Middle School Editorial: Dress Code Dilemma

Campbell Helling

One of the things that makes Bishop Seabury unique is its dress code. The khaki bottoms and polo shirt can be both a relief and a hassle. Most students want to change a few things, but others absolutely dislike wearing a uniform on a daily basis. Eighth-grader Phoebe Ulbrick, for example, feels this way. “I hate having it so strict,” says Ulbrick. “I also think we should be able to wear non-polo shirts.” Out of all the dress code rules, this seems to be one of the least popular. Collared shirts can be a hassle to find, and according to some, they are not as visually appealing. 

As of now, student senate is working to allow non-polo Seabury shirts to be accepted as part of the uniform. This would allow for a larger range of clothing choices and appeal more to many students, but would also take away the simplicity of getting ready in the morning with no thought. 

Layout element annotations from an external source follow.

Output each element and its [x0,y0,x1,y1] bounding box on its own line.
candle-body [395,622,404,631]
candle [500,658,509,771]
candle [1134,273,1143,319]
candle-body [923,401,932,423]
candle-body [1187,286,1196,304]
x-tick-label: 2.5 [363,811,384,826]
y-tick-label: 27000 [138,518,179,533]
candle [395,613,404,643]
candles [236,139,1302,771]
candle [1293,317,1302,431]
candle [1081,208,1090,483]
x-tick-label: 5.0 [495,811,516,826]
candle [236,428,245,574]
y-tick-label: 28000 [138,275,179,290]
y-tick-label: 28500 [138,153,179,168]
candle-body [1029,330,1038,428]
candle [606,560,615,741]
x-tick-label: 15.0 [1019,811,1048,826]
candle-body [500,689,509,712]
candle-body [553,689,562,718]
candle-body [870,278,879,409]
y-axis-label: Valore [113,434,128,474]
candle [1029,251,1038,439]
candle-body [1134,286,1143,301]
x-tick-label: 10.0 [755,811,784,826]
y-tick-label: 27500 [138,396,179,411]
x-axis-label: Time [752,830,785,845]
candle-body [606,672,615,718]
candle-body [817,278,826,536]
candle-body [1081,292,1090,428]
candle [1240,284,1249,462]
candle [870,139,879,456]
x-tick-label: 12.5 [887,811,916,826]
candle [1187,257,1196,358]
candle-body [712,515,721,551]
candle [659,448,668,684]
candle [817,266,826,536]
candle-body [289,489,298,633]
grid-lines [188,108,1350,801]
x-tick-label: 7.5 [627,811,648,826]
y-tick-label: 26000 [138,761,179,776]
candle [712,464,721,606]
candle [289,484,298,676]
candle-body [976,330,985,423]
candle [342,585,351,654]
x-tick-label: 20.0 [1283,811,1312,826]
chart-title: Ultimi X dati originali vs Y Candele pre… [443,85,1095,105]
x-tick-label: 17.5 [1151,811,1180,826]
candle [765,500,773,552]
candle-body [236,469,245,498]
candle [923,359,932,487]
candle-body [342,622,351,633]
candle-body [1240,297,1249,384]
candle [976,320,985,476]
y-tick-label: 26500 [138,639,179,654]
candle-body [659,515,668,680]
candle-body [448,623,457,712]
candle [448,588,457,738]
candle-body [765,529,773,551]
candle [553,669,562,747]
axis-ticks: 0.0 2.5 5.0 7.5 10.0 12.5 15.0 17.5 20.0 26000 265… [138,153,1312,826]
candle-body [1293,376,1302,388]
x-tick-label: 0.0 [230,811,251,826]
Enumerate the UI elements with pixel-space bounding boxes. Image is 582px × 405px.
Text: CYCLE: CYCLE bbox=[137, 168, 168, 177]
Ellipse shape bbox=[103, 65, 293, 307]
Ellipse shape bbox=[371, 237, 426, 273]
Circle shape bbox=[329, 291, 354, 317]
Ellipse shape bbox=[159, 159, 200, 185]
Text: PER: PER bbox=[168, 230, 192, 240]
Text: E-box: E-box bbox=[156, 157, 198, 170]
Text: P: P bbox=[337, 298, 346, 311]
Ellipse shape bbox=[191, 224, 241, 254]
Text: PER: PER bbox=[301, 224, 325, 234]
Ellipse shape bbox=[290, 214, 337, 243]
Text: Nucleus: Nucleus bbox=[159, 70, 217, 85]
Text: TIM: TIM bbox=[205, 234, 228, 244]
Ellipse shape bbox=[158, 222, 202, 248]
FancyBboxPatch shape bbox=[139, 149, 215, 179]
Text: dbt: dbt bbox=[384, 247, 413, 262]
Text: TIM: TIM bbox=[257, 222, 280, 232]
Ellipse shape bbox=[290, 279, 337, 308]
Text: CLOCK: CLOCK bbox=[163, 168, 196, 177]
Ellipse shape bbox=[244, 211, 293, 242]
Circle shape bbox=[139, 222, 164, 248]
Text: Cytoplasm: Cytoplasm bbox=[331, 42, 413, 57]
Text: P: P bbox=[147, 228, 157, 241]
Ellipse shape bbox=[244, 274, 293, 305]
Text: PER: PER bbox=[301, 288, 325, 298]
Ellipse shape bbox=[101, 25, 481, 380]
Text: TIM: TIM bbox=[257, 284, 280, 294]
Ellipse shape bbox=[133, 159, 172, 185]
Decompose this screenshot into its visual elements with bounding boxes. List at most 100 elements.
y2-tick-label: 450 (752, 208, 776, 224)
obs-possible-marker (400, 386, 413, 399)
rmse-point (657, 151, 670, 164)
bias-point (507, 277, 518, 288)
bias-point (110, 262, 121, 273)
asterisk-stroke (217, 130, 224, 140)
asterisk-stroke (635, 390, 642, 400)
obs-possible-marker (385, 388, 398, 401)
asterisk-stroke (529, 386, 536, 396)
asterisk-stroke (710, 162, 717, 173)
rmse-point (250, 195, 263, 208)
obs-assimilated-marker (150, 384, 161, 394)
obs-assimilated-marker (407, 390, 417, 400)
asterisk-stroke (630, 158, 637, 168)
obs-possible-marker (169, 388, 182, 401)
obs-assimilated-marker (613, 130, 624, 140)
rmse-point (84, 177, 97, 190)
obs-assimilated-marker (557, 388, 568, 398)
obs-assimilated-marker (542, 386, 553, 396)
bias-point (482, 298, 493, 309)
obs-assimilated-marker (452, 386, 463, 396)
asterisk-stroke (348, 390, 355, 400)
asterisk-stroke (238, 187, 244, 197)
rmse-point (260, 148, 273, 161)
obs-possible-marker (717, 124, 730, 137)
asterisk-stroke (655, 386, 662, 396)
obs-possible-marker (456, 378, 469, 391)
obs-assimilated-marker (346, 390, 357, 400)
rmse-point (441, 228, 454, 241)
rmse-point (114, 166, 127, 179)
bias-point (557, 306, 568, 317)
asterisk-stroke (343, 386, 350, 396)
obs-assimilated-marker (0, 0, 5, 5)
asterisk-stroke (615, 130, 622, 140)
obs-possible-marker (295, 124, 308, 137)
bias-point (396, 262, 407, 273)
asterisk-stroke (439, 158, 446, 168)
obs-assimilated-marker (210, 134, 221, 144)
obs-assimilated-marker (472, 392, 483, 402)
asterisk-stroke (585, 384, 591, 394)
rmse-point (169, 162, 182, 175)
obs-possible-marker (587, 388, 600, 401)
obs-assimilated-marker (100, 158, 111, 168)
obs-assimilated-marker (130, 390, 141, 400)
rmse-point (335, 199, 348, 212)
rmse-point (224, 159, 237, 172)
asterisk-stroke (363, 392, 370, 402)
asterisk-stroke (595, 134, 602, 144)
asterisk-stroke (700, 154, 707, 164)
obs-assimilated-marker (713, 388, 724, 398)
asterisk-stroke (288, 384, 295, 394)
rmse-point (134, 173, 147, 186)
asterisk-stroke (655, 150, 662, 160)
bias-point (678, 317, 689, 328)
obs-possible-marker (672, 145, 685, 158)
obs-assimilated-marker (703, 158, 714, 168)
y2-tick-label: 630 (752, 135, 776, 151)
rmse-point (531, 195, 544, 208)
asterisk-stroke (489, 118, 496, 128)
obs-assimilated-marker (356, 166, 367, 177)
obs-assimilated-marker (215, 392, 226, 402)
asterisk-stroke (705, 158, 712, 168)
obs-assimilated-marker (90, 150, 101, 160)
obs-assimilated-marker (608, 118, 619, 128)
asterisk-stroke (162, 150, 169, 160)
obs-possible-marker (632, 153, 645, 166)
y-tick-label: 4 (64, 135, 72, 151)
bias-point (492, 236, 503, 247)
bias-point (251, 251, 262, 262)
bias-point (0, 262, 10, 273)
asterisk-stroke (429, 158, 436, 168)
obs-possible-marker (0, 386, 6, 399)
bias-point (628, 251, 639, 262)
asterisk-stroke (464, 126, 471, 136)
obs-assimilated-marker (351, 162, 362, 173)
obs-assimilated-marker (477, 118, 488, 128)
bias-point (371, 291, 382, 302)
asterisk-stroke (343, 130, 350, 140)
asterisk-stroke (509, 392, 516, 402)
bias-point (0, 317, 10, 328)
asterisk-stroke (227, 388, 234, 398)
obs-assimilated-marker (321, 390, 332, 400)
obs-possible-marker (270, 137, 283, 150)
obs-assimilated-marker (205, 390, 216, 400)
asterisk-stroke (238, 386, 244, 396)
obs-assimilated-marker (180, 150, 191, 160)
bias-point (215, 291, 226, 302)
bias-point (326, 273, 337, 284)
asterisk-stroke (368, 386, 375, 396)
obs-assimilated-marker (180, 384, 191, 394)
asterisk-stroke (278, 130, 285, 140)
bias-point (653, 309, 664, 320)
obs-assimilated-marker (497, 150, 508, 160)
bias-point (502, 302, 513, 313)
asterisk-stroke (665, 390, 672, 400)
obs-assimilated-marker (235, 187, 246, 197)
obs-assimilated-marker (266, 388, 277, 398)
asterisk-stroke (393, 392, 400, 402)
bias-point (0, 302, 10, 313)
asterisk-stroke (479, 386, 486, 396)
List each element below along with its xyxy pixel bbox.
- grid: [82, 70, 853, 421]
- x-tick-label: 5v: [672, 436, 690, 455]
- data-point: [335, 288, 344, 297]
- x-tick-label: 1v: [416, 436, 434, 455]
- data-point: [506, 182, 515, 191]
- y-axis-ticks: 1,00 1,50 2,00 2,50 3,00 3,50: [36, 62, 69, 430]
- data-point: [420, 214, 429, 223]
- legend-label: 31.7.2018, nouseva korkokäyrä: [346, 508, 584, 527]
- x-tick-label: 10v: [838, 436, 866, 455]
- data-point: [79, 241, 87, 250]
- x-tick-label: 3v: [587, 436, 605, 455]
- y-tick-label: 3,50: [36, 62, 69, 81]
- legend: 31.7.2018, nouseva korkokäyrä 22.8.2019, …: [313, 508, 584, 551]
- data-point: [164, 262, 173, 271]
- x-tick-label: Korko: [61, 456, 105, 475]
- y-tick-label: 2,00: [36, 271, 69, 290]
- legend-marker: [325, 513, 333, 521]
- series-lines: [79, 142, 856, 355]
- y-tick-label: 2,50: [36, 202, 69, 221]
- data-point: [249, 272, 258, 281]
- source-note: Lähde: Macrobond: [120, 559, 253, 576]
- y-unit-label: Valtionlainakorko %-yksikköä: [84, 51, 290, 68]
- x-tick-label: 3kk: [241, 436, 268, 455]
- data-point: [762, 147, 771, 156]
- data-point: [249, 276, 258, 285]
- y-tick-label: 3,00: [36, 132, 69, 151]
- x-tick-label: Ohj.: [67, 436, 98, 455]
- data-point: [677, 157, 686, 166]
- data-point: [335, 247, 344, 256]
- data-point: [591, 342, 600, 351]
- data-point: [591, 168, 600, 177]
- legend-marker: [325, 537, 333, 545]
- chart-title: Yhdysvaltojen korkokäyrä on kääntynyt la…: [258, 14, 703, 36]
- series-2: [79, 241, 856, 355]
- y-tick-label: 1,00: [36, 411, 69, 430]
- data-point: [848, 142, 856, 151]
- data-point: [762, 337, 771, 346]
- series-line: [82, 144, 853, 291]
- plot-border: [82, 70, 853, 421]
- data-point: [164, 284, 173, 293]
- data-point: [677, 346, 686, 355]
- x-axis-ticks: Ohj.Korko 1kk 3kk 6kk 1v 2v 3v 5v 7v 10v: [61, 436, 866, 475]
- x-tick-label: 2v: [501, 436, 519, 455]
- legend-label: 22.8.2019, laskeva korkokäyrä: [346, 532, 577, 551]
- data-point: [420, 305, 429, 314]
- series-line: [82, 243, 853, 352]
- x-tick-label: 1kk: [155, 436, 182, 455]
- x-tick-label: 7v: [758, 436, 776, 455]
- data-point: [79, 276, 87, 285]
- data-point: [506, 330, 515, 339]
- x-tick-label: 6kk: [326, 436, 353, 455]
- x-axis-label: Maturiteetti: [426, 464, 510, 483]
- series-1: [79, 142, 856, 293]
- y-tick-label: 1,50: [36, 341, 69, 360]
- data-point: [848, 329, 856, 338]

Khakis are also unpopular. On this matter, Ulbrick says, “I cannot express my style and wear comfortable clothing with them.” The beige pants are often uncomfortable or hard to find, and the fact that they come in a limited array of styles can be frustrating. However, wearing the same colored pants daily can make the hectic morning a little bit easier. “It makes it easier in the morning to get dressed,” Ulbrick says. 

Dress code has its pros and cons. Although the dress code is a hassle, it is also beneficial in some ways. One thing is for certain: we are probably not going to get rid of it anytime soon.